PRODUCT_PRICES = {"p1": 10.0, "p2": 20.0}

def create_order(order_data: OrderCreateSchema) -> OrderResponseSchema:
    items = [OrderItem(**item.dict()) for item in order_data.items]
    order = Order(
        id=str(uuid.uuid4()),
        customer_id=order_data.customer_id,
        items=items,
    )

    order.calculate_total(PRODUCT_PRICES)
    order.validate()

    return OrderResponseSchema(**order.dict())

👉 Services orchestrate without swallowing all the business rules.

controllers.py

from fastapi import APIRouter
from .schemas import OrderCreateSchema, OrderResponseSchema
from .services import create_order

router = APIRouter(prefix="/orders", tags=["orders"])

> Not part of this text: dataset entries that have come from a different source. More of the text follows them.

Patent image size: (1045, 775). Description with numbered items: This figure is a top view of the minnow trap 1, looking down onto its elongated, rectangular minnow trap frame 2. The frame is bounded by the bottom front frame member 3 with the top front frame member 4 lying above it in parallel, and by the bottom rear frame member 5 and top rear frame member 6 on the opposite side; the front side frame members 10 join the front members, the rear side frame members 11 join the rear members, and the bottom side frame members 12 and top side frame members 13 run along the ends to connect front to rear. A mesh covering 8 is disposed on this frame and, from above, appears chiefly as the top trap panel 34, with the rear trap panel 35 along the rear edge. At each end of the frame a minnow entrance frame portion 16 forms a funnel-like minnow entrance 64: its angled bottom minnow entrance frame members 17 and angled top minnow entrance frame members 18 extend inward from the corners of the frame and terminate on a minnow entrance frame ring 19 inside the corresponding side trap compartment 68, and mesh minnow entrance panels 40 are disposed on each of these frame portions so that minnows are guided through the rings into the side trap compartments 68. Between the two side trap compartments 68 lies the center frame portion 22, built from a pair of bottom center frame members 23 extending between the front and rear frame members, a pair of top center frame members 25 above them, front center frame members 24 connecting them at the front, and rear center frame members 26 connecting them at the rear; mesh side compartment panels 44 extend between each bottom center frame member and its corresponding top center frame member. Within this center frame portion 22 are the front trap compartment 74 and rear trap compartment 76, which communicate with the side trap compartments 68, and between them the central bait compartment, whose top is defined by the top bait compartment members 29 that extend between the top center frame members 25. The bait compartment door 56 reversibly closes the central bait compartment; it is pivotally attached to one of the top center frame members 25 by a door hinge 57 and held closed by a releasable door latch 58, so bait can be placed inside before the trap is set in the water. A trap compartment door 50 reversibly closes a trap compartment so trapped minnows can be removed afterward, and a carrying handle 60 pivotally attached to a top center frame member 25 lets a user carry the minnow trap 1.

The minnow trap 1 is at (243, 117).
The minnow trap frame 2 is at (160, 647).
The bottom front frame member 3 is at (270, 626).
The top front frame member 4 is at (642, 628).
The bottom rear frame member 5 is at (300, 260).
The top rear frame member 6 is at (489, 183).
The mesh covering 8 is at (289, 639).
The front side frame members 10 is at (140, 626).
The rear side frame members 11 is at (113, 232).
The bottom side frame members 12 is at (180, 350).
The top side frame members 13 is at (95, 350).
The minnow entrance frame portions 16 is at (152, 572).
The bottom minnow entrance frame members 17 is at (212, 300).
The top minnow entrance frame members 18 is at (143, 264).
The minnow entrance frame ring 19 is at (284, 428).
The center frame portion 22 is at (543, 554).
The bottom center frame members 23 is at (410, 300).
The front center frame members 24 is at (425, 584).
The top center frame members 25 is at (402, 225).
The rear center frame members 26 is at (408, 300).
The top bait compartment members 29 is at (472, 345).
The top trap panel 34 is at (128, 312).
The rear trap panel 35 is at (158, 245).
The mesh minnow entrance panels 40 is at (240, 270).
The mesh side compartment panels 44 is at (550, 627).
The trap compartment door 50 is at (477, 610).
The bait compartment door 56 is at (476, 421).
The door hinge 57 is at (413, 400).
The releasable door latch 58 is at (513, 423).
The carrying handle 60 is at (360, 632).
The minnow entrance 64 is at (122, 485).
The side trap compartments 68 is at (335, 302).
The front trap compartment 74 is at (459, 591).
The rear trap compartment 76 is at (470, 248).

@router.post("/", response_model=OrderResponseSchema)
def create_order_endpoint(order: OrderCreateSchema):
    return create_order(order)

👉 Controllers remain slim.


🧠 Why This Works

Cohesive Entities: Pydantic-based models enforce invariants and state transitions. ✅ Schema Inheritance: You avoid duplication by reusing entity definitions. ✅ Slim Services: Services orchestrate workflows without bloating. ✅ Balanced Layers: Logic is spread to the right places, preventing sinkholes.


🔚 Wrap-up

The sinkhole problem happens when all the interesting code sinks into one layer, leaving the rest hollow. By combining Pydantic-powered entities with schema inheritance and pushing business rules into the domain, you can keep FastAPI applications clean, balanced, and easy to evolve.